The CSOs have been on DPP’s neck, to the point of pursuing legal action, to compel the party return the funds which belong to Malawians. DPP on the other hand, has been playing their usual defence on any accusation; abusive language, threats and simply looking away and ignoring the plea and advice.
So, to learn that a two-hour meeting between the two parties actually ended up not discussing the issues at all, with the CSO’s only saying it will be handled in another meeting “in the near future” is to say the least, insulting to Malawians. To begin with, this issue did not even warrant a meeting between the two parties; all that is needed is for the DPP to refund the money, and that is what should have been the agenda of the day.
We find it exasperating how the CSOs can bow down to a mere apology from the party on the abusive language it used and walk away believing that a dialogue had been reached or that the party had somehow ‘repented’. DPP is a party whose conscious is long dead; the CSOs should know this better than anyone else, so a mere apology from them does not warrant non-recurrence of a similar abuse of power in future.
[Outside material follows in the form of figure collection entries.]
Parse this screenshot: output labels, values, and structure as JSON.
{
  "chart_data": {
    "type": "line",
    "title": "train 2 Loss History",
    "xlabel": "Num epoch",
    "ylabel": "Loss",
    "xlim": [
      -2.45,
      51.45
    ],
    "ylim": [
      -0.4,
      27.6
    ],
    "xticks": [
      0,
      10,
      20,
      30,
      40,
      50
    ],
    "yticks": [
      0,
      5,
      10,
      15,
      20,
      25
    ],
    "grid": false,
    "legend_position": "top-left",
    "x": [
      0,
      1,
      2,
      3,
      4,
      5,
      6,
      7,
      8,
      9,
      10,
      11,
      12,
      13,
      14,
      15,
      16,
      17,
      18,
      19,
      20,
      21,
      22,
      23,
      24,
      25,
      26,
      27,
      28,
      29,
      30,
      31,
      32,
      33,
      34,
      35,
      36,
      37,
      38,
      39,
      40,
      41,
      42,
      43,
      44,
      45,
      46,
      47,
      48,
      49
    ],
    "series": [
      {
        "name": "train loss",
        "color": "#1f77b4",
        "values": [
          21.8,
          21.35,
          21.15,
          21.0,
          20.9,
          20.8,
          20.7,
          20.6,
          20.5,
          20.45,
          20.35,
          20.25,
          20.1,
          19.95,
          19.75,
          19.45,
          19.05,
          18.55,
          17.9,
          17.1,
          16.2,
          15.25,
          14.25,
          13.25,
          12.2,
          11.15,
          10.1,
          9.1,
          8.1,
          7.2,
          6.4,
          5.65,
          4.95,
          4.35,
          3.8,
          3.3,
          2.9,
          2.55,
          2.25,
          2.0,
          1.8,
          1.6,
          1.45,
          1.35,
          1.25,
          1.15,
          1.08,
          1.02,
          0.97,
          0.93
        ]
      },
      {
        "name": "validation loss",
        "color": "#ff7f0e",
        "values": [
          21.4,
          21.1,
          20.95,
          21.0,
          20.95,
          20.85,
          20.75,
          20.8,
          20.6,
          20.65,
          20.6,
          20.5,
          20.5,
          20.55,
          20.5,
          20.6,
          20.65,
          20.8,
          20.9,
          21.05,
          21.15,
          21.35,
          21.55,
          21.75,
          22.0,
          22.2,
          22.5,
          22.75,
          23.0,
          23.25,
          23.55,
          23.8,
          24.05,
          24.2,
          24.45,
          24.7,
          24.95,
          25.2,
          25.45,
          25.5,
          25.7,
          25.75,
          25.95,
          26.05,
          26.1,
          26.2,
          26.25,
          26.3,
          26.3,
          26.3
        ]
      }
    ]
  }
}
CSOs claim to work in the interest of Malawians but such warm reactions to crucial governance malpractice, especially after meeting the culprits, make us question their motives. If indeed their interests lie in the citizenry and not selfish gains, what did they discuss with DPP for a whole two hours which produced no resolution? Malawians know what they want from this debate; a full refund of their hard-earned money meant to service them. Anything less than this is unacceptable.